The same story echoes throughout southwest Idaho’s elk country. That’s why in 2008 the Elk Foundation created the Wildlife Habitat Conservation Partnership (WHCP), an alliance made up of conservation groups, federal, tribal and state agencies and private landowners that is working to develop and complete a far-reaching set of habitat projects for elk and other wildlife living in the fourth fastest growing state in the nation.
“We need to conserve habitat on a landscape scale if we are going to make a difference, and partnerships are vital to making that happen,” says Dave Torell, RMEF lands program manager for Southern Idaho and Nevada and WHCP founder.
Three groups make up the central core of the WHCP: RMEF, Idaho Department of Fish and Game (DFG), and Bureau of Land Management, all of which provide leadership and financing for the project. Other partners, including the U.S. Forest Service, The Nature Conservancy, Mule Deer Foundation, Natural Resource Conservation Service, Owyhee County Local Sage Grouse Working Group, several county commissions and coordinated weed management groups and landowners provide manpower, funding and input. The scope of the WHCP is as broad as its supporting organizations. Stretching across 13 counties, the partnership has identified three focus areas—the Owyhee Uplands, West-Central (primarily the Payette and Boise national forests), and Boise/Fairfield nestled between Boise and Mountain Home.
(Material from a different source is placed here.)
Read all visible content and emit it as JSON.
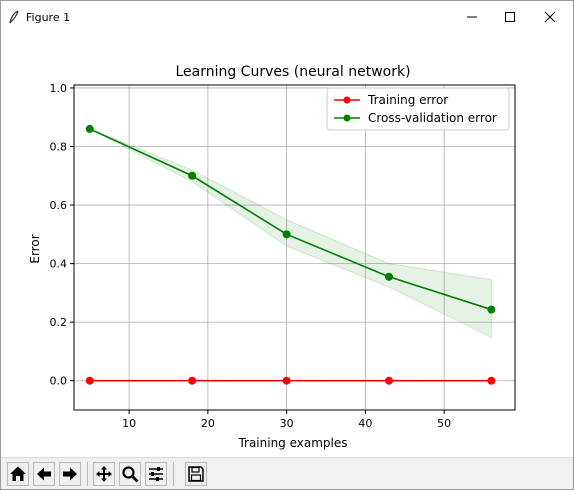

In the Danskin Mountains, the WHCP has implemented a variety of projects including weed treatment and reseeding on the Ditto Creek Ranch, an elk telemetry study, a 120-acre land exchange, and plans to implement wildlife habitat GIS data into rural planning.
“This project has been a long time coming,” says Dennis Radocha, longtime RMEF volunteer and chairman of the foundation’s Regional Chairs.
Torell says RMEF volunteers have been vital to the fundraising that powers the WHCP. They have worked tirelessly within their chapters and communities to spread the word about the WHCP and contact possible donors, and have already raised $80,000 to fund projects in 2009.
WHCP seeks to address the issue of habitat loss through public outreach as well. Already project managers have tapped area landowners regarding perceptions and interest in conservation projects on private lands and plan to hold a public symposium to address the impacts of growth and change on wildlife and habitat in Idaho. And, they have partnered with scientists from institutions like the University of Idaho. “We’ve brought the science to bear on the work,” says Torell. “We’re using professionals to help us design our projects and evaluate the differences that we make.”
Designed to evolve as the objectives and partners change, the WHCP has tremendous potential for growth, with only funding as the limiting factor. “We need to let the public know the resources are there, but we need their support to make this really go,” says DFG’s Greg Servheen.